In a previous article we began speculation about the impact that the new Nvidia Tesla boards might have on the proliferation of HPC in the manufacturing space, and this started discussion about the difficulties of programming GPUs. This week I had the chance to "sit down"( we were standing and walking in the Nvidia booth, actually) with Sumit Gupta of Nvidia to talk a bit about Cuda programming.Cuda is a library that adds keywords to C to express parallelism, making it a potentially more intuitive model for parallel programming. "It will not make parallel programming easy," claimed Gupta, "but it does make it easier". Like many other vendors selling parallel programming tools and languages, Nvidia has their stories about high school kids successfully using them as proof that they are easy. I am not buying that as a valid measure. I know high school students who can do things even I can't with a computer. I say give the tools to an old school C programmer on the plant floor. If he can use them, THEN they are easy ;-)
It is important to note up front that the Cuda/Tesla partnership is most suited to problems that are embarrassingly parallel in nature and can be easily spawned over 30,000 threads. The speed gain by this pair is in hiding memory latency;if you have too few threads, the memory latency remains and speed gains are not realized. This means that if your threads will be sharing data at all, you will end up with traffic collisions and will not see any gain.

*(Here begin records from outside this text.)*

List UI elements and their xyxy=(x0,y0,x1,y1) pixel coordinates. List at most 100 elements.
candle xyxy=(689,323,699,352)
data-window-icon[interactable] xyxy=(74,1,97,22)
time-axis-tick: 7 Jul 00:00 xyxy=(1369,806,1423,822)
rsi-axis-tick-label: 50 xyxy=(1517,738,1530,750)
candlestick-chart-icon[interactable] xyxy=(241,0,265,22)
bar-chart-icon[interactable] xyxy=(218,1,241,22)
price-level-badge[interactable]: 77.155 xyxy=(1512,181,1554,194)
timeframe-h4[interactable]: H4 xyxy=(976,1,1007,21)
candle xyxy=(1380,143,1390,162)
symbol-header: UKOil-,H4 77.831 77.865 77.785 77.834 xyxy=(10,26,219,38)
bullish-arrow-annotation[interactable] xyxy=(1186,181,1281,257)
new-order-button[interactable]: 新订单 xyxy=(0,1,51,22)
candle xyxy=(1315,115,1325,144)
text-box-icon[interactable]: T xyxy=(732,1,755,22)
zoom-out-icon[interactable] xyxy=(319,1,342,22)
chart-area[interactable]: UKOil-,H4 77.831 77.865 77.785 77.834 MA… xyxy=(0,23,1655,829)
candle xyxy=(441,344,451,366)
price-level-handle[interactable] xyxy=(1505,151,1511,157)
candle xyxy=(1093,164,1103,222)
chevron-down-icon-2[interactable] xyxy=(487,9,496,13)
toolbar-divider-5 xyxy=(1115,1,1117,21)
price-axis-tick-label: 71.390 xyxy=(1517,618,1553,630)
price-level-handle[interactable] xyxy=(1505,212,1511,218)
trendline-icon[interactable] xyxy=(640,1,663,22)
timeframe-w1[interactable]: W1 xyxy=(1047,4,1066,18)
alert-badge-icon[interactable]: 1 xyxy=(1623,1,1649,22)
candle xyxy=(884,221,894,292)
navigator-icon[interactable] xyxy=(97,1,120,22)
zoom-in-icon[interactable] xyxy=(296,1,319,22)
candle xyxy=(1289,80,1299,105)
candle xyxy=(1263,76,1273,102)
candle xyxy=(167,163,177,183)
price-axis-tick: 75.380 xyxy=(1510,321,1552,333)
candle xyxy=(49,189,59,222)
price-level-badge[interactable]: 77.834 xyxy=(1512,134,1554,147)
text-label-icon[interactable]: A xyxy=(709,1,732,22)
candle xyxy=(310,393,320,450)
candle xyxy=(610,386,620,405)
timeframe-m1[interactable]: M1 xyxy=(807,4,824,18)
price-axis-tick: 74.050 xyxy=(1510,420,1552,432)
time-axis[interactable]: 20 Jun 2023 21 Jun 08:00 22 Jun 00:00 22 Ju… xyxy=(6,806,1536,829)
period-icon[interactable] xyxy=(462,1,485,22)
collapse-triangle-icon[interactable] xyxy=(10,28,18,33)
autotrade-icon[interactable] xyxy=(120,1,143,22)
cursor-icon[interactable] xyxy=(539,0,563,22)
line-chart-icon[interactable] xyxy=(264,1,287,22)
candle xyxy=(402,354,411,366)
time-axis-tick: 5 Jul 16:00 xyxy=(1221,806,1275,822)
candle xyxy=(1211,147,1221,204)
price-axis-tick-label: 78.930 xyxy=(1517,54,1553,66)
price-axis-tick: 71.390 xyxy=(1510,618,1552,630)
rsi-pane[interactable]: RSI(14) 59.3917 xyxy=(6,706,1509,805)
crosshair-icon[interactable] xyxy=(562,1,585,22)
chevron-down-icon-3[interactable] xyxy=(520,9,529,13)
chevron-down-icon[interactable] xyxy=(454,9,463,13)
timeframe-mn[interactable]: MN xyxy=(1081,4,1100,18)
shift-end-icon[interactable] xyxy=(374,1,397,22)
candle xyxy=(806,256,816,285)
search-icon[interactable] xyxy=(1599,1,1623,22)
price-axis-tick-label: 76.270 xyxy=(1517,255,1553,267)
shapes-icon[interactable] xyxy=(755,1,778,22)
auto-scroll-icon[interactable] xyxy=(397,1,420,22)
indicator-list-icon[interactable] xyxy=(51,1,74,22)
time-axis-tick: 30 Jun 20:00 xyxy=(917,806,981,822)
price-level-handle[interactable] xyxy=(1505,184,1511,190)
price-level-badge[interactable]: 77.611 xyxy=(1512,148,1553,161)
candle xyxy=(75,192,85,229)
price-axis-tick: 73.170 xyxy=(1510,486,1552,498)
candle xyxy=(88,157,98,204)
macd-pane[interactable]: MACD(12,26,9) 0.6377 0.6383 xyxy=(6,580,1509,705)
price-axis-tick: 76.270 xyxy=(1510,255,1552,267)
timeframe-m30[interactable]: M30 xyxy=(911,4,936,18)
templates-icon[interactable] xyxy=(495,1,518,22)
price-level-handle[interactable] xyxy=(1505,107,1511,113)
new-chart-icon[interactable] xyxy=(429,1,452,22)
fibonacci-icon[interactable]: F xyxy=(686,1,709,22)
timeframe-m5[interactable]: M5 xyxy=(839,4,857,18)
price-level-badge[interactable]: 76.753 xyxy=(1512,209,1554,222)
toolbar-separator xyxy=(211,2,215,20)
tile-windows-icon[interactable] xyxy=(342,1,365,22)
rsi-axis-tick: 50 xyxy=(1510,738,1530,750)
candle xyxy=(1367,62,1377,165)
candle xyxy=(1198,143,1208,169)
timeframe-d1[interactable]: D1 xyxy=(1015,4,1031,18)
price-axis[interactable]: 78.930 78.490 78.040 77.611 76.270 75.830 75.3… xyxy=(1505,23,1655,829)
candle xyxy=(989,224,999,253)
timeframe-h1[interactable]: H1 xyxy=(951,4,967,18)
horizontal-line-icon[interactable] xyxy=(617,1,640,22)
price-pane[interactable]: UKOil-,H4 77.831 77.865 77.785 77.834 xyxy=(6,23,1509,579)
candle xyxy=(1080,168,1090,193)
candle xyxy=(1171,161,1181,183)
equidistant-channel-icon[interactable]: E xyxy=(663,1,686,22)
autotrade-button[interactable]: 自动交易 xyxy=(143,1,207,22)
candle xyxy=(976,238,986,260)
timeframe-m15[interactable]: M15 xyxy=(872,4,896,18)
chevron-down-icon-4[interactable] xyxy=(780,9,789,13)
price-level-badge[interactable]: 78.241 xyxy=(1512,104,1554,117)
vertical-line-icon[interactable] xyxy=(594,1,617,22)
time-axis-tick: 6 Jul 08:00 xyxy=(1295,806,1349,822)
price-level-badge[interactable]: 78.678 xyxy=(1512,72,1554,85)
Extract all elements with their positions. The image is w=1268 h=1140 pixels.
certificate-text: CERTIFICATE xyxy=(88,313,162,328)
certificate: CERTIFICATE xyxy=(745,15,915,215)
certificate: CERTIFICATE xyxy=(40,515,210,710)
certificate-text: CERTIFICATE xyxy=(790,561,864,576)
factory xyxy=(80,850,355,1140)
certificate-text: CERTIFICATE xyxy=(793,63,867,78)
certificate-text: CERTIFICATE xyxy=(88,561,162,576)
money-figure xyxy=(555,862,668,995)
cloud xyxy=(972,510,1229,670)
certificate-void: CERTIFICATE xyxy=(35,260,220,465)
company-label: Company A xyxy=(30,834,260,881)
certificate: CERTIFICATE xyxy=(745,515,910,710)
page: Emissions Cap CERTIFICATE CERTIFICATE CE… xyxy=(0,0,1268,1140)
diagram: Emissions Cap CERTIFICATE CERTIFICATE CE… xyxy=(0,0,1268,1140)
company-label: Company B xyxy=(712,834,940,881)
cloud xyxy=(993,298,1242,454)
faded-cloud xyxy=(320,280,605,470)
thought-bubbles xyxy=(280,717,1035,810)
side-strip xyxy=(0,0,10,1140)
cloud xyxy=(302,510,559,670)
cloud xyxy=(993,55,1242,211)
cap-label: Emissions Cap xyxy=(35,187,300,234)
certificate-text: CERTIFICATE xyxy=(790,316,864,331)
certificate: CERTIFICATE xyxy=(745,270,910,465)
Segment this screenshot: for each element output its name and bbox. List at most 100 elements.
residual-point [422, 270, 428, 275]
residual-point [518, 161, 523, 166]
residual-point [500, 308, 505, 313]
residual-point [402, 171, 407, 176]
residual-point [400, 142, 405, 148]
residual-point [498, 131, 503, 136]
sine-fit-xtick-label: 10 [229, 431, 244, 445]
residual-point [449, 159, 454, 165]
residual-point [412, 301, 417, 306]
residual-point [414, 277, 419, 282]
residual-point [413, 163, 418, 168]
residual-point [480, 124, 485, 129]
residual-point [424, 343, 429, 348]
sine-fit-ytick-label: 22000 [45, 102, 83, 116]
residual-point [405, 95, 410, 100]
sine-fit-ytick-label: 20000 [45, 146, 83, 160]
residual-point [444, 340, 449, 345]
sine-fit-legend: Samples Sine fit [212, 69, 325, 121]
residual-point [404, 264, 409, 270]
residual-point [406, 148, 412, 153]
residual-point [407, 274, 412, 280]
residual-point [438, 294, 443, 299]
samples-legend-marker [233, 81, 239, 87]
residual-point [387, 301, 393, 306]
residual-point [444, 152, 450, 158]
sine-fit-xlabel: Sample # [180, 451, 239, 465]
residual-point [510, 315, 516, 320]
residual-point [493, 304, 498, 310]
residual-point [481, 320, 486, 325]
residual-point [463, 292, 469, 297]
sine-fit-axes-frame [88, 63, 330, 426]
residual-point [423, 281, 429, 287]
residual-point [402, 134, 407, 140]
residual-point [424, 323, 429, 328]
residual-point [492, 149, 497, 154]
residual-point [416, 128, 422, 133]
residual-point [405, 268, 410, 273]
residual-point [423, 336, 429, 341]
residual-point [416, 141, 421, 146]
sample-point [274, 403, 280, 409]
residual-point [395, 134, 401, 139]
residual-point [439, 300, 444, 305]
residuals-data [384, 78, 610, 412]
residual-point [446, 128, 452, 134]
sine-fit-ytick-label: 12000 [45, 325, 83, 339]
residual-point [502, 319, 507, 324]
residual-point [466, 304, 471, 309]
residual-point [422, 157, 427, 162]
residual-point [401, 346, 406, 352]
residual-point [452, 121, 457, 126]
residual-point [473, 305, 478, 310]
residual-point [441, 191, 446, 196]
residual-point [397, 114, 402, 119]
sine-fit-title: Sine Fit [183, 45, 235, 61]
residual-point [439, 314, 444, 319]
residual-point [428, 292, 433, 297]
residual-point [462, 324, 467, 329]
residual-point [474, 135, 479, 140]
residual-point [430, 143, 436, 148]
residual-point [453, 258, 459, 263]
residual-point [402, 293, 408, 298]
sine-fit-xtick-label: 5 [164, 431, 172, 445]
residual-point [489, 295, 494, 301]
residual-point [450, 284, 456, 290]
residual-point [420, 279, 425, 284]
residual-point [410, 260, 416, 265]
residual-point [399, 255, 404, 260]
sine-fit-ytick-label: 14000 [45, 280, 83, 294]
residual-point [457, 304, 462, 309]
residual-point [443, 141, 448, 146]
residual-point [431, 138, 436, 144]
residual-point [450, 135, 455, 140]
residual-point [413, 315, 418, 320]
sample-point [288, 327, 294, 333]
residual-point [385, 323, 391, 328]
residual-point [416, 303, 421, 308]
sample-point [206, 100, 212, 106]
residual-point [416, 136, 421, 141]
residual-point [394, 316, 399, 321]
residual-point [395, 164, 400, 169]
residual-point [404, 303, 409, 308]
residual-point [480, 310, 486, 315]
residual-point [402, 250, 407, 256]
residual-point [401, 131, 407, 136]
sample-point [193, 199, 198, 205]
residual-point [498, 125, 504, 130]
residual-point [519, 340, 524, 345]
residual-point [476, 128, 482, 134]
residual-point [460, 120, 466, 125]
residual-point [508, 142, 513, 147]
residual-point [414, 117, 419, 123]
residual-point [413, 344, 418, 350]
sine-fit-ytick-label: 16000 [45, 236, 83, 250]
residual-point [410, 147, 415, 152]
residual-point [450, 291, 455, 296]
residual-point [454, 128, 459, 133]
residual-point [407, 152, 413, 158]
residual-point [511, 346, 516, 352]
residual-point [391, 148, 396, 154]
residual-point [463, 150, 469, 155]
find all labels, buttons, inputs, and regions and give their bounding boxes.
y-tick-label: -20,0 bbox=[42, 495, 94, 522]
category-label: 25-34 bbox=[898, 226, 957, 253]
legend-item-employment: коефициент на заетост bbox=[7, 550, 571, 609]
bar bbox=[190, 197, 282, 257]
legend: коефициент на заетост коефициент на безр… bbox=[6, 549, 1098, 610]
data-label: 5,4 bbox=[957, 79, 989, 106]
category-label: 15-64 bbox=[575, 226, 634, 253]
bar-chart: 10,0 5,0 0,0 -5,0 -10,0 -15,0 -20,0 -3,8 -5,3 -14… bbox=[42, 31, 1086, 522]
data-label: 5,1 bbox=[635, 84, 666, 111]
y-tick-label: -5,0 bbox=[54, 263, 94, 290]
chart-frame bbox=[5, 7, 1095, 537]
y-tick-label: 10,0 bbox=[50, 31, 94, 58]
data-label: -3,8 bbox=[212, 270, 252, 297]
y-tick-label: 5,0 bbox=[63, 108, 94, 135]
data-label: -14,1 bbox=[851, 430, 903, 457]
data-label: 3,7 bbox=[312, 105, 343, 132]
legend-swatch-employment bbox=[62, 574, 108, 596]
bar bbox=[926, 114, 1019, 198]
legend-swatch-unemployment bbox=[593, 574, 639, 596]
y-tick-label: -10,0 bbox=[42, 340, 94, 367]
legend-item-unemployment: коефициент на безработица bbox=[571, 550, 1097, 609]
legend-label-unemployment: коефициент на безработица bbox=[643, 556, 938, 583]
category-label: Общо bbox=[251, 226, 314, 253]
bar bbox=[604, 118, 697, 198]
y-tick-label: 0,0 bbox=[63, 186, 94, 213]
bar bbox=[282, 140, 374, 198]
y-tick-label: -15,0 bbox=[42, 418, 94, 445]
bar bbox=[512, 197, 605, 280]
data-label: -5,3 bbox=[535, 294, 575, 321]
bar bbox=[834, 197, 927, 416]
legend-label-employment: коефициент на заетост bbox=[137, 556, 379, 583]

If your problem, like Helen of Troy, can launch a thousand threads, then the advantage of Tesla is that it was built to handle the thread management for you. As Gupta said, "launch as many threads as you can and let the hardware handle it". There is a very active user forum at the CudaZone where people are sharing code, examples and advice. The forums are populated not only by users, but also by Nvidia employees who help users solve problems and learn the programming environment.
Although some of you are ubergeeks who enjoy hacking code and will probably show up on the Nvidia forums, for most plant floor folks, this new technology is not really useful until it shows up in COTS software. At the show this week, Ansys was demonstrating a mechanical library that had been ported to CUDA and The Portland Group announced that the latest version of their PGI tool would include "Provisional support for x64+GPU on 64-bit Linux for CUDA-enabled NVIDIA GPUs using the new high-level PGI Accelerator Compilers programming model".
Like all other IT solutions, this is not a silver bullet, and the ecosystem of software support is still young, but it is still an area to watch closely- it may even have an application in your plant today.